By Ray Bennett
LONDON – There is a fish out of water in John Michael McDonagh’s entertaining Irish crime yarn “The Guard” but it’s not the black American FBI agent parachuted into Galway on the hunt for a gang of drug dealers. The film opened in the UK from Optimum Releasing on Aug. 19.
The odd man out is the title character, a veteran police sergeant named Gerry Boyle, played with great panache by Brendan Gleeson. Boyle is a solitary man who goes against the grain of his fellow officers. He likes Elvis and Guinness and listens to Chet Baker; he is considerate of his sick mother and despairing of feckless youth; and he tends to speak contrarily in order to rattle the truth out of friend and foe.
Boyle likes to play the dimwit with a touch of racism to gull people so they will underestimate him and that’s just what he does when FBI Agent Wendell Everett shows up with his slick methods of criminology. Don Cheadle plays the FBI man with exactly the right touch of exasperation over Boyle’s goading. In McDonagh’s well-constructed script, they win each other’s respect and the two actors find a very enjoyable chemistry.
McDonagh foreshadows just about everything in the film so whenever a plot development, character, or weapon is introduced, you can be sure it will show up again later. That is no bad thing, however, as the filmmaker says he views his picture as a Western and he’s got the formula right with considerable wit and inevitable violence.
Quentin Tarantino was obviously inspiration for the nature of the three villains in the piece, two Irishmen and an Englishman who reflect upon the need to kill people and debate the significance of their favourite philosophers and pithy maxims. Liam Cunningham plays the somewhat world-weary leader with David Wilmot as an Irish killer unsure if he’s a sociopath or a psychopath and Mark Strong as a dogmatic English hoodlum happy only when bullets start to fly.
Rory Keenan plays a rookie cop with a beautiful wife from Eastern Europe named Gabriela (Katarina Cas), and Dominique McElligott and Sarah Greene play a pair of cheerful hookers. All four figure in matters as the plot develops, and McDonagh gives them each the chance to add colour to the piece.
Fionnula Flanagan makes a typically vivid appearance as Boyle’s seriously ill mother, and her scenes with Gleeson are funny and moving. Gleeson works very well with Cheadle too, as they bang their heads together before they become a team.

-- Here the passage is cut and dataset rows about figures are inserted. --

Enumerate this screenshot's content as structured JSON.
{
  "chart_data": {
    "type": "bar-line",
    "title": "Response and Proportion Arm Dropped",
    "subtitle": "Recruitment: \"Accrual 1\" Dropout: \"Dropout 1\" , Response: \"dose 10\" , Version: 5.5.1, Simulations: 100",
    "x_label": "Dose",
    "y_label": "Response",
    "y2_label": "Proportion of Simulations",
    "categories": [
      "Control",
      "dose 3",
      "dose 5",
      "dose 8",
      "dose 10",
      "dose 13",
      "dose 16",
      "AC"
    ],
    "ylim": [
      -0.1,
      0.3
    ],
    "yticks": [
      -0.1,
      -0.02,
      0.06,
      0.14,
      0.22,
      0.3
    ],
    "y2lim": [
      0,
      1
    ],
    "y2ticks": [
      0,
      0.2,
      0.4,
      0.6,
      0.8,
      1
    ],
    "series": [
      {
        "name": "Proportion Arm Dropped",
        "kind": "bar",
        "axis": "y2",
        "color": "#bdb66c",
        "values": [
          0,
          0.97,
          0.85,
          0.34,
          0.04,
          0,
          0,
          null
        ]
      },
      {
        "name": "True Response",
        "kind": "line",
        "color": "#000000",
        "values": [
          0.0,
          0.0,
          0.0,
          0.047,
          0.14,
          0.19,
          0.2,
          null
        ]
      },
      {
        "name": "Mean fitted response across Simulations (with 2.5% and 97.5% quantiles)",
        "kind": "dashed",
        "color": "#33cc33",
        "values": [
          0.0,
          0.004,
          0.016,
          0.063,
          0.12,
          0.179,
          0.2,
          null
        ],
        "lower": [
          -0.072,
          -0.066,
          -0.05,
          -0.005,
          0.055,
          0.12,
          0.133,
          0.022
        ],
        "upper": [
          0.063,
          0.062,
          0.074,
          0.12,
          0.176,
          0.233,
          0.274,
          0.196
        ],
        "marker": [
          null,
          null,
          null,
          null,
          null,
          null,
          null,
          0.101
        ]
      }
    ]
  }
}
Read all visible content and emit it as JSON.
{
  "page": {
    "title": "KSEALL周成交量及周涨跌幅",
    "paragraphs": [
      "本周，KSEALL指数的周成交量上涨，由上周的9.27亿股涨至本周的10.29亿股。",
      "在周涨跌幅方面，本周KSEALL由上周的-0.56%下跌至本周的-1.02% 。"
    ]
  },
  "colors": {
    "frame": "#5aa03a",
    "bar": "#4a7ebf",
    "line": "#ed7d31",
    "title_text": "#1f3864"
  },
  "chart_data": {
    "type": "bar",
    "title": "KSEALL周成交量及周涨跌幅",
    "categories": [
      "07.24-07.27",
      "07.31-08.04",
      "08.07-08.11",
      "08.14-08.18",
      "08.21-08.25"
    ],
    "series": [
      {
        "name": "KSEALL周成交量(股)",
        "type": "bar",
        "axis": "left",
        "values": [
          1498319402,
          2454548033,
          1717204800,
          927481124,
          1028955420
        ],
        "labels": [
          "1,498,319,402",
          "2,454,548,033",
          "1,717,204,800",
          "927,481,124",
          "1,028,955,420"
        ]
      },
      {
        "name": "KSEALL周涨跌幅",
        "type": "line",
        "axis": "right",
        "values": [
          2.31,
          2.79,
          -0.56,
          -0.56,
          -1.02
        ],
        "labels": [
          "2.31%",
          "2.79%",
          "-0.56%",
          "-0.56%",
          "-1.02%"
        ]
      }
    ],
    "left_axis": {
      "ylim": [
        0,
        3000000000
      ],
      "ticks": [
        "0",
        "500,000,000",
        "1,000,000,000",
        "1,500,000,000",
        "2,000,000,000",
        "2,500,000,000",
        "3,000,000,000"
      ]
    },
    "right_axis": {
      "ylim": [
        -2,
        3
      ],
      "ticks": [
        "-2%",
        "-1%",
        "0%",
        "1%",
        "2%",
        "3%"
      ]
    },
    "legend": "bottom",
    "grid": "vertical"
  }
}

Cinematographer Larry King takes full advantage of the Galway landscapes and with the director frames images that give that part of Ireland an Old West flavour. Music from alternative country band Calexico from Arizona gives the soundtrack pleasing authenticity.
Cast: Brendan Gleeson, Don Cheadle, Liam Cunningham, David Wilmot, Mark Strong, Rory Keenan, Fionnula Flanagan, Katarina Cas, Dominique McElligott, Sarah Greene; Director, screenwriter: John Michael McDonagh; Director of photography: Larry Smith; Production designer: John Paul Kelly; Editor: Chris Gill; Music: Calexico; Costume designer: Eimer Ni Mhaoldomhnaigh; Producers: Chris Clark, Flora Fernandez-Marengo, Ed Guiney, Andrew Lowe; Executive Producers: Paul Brett, Don Cheadle, Ralph Kemp, Martin McDonagh, David Nash, Tim Smith, Lenore Zerman; Production: Reprisal Films, Element Pictures, Crescendo Productions, Aegis Film Fund, Irish Film Board, Prescience, UK Film Council; Distributors: Optimum Releasing (UK), Sony Pictures Classics (US). Rated 15, 96 minutes.